What I wonder is where the judge got the power to “approve” or “reject” the settlement. I understand, of course, why a judge might wish he had that power. Overseeing a case gives a judge a strong investment in the outcome as well as a sense of what outcome might be just. But settlement is not adjudication. A settlement is a contract in which a claimant agrees to release a claim in exchange for something offered by the defendant. There are special circumstances that require judicial approval of negotiated resolutions; these circumstances turn settlements into something akin to adjudication. But the September 11 clean-up litigation deal was not a class action settlement. It was not a consent judgment in which the parties sought the court’s ongoing supervision. It was not a settlement by minors or others legally incompetent to make their own decisions. Nor was it a shareholder derivative action or an action in which a receiver had been appointed.

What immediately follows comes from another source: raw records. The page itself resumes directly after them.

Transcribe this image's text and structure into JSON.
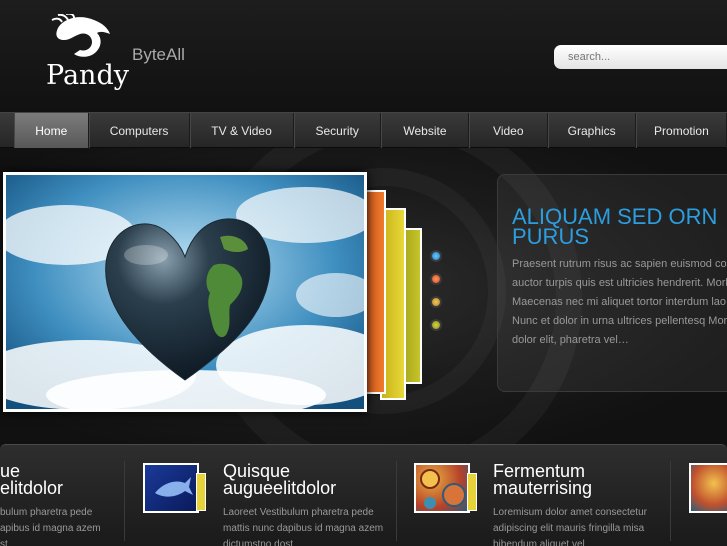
{
  "brand": {
    "name": "Pandy",
    "tagline": "ByteAll"
  },
  "search": {
    "placeholder": "search..."
  },
  "nav": {
    "items": [
      {
        "label": "Home"
      },
      {
        "label": "Computers"
      },
      {
        "label": "TV & Video"
      },
      {
        "label": "Security"
      },
      {
        "label": "Website"
      },
      {
        "label": "Video"
      },
      {
        "label": "Graphics"
      },
      {
        "label": "Promotion"
      }
    ],
    "active_index": 0
  },
  "slider": {
    "title_line1": "Aliquam sed orn",
    "title_line2": "Purus",
    "body": "Praesent rutrum risus ac sapien euismod co auctor turpis quis est ultricies hendrerit. Morb Maecenas nec mi aliquet tortor interdum lao leo. Nunc et dolor in urna ultrices pellentesq Morbi dolor elit, pharetra vel…",
    "dot_colors": [
      "#2a9ee0",
      "#e55a1e",
      "#c7a02a",
      "#9aa020"
    ]
  },
  "features": [
    {
      "title_line1": "ue",
      "title_line2": "elitdolor",
      "body_lines": [
        "bulum pharetra pede",
        "apibus id magna azem",
        "st"
      ]
    },
    {
      "title_line1": "Quisque",
      "title_line2": "augueelitdolor",
      "body_lines": [
        "Laoreet Vestibulum pharetra pede",
        "mattis nunc dapibus id magna azem",
        "dictumstno dost"
      ]
    },
    {
      "title_line1": "Fermentum",
      "title_line2": "mauterrising",
      "body_lines": [
        "Loremisum dolor amet consectetur",
        "adipiscing elit mauris fringilla misa",
        "bibendum aliquet vel"
      ]
    }
  ],
  "colors": {
    "accent_blue": "#2c9ee0",
    "stack_orange": "#e0661c",
    "stack_yellow": "#cfc01f",
    "stack_olive": "#a7a61c"
  }
}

Rather, it was a settlement of individual claims, albeit in the context of a complex mass dispute.
Judge Hellerstein and his special masters—Professors James Henderson and Aaron Twerski—have described in a detailed law review article the challenges they faced in bringing ten thousand claims to resolution. Their reflections provide an apt occasion for considering the role of the judge in bringing a mass dispute to a negotiated resolution.